Naquela época, a vanguarda do proletariado inglês e a vanguarda do proletariado francês tinham ficado poderosamente impressionadas com a rebelião popular polonesa de 1863 e com a repressão czarista russa àquele movimento. Os trabalhadores de diversos países europeus começavam a se convencer de que seus problemas eram comuns, de que seus inimigos eram os mesmos e de que para lutar melhor em defesa de suas reivindicações locais precisavam se unir acima das fronteiras.
A Internacional foi organizada com o objetivo de tornar mais solidários os operários dos diferentes países. O comício de Saint Martin's Hall elegeu um comitê encarregado de redigir um projeto de estatutos. Esse projeto acabou sendo redigido por Marx, que fazia, parte do comitê e transigiu, na redação, com as outras correntes do pensamento socialista chamadas a participar da associação.
O texto afirmava que os trabalhadores organizados sob a égide da Internacional adotavam em face de todos os homens uma conduta baseada na verdade, na moral e na justiça. Mas afirmava, também, outras teses mais concretas: 1) a de que a emancipação dos trabalhadores devia ser obra deles mesmos;
2) a de que a libertação dos operários devia acabar com toda e qualquer forma de dominação de classe;
3) a de que a luta política era necessária e devia sempre ter como objetivo final a emancipação econômica da classe trabalhadora; e
4) a de que a libertação do proletariado exigia a atividade conjugada; tanto teórica como prática; dos trabalhadores dos diversos países.Marx apresentou seu anteprojeto na terceira reunião do comitê e sustentou-o com argumentos hábeis, sem qualquer sectarismo. O comitê o aprovou por unanimidade. A Internacional, então, se pôs imediatamente em funcionamento.
Uma das primeiras tarefas com que a Internacional se defrontou foi a do combate às manobras de Napoleão III, que procurava "amolecer" o combativo proletariado francês estimulando a formação de cooperativas de trabalhadores e premiando com quinhentos mil francos cada cooperativa que se fundava.

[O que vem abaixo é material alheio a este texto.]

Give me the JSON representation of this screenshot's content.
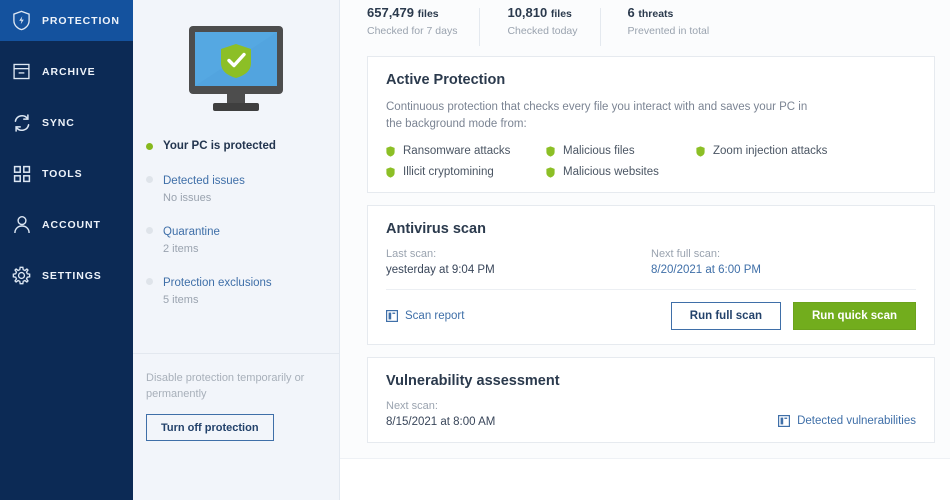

Na luta contra as ilusões do "cooperativismo", a Internacional contou com a preciosa ajuda de Augusto Blanqui. Blanqui -- cujo prestigio era imenso no meio dos trabalhadores estava preso, na ocasião. ( Ele passou, aliás, mais de quarenta anos no cárcere). De dentro da sua cela, porém, mandava instruções aos seus seguidores, recomendando lhes que combatessem a idéia de que as cooperativas poderiam, acabar com a exploração da classe operária. Bianqui acabara de ler na prisão A Miséria da Filosofia de Marx e estava convencido de que o proletariado precisava combater as ilusões reformistas do tipo das de Proudhon.
Além da luta contra as ilusões do "cooperativismo", a Internacional; embora lutando contra a falta de meios; deu apoio material, efetivo, a diversas greves. No principio de 1867, por exemplo, a Internacional conseguiu um extraordinário êxito ao enviar ajuda financeira dos sindicatos ingleses aos operários parisienses da indústria do bronze, que assim puderam sair vitoriosos de uma greve contra seus patrões, E em 20 de junho de 1870, a Internacional mandou à França um representante seu com dinheiro dos sindica tos Ingleses da construção mecânica para o pessoal da fundição, que estava em greve em Paris.
A burguesia dos diversos países não se conformou com as atividades do organismo e protestou, acusando-o de promover a subversão em toda parte. Um grupo de capitalistas suíços chegou a denunciar a existência de um fundo de milhões que seria manipulado pelos subversivos. Marx franqueou o exame do cofre vazio da organização operária a um emissário dos suíços.
Quando a imprensa burguesa percebeu o avanço do movimento dos trabalhadores e acusou a associação deles de ter provocado várias greves, Marx respondeu: "Não foi a Internacional que levou os operários à greve; foram as greves que levaram os operários à Internacional".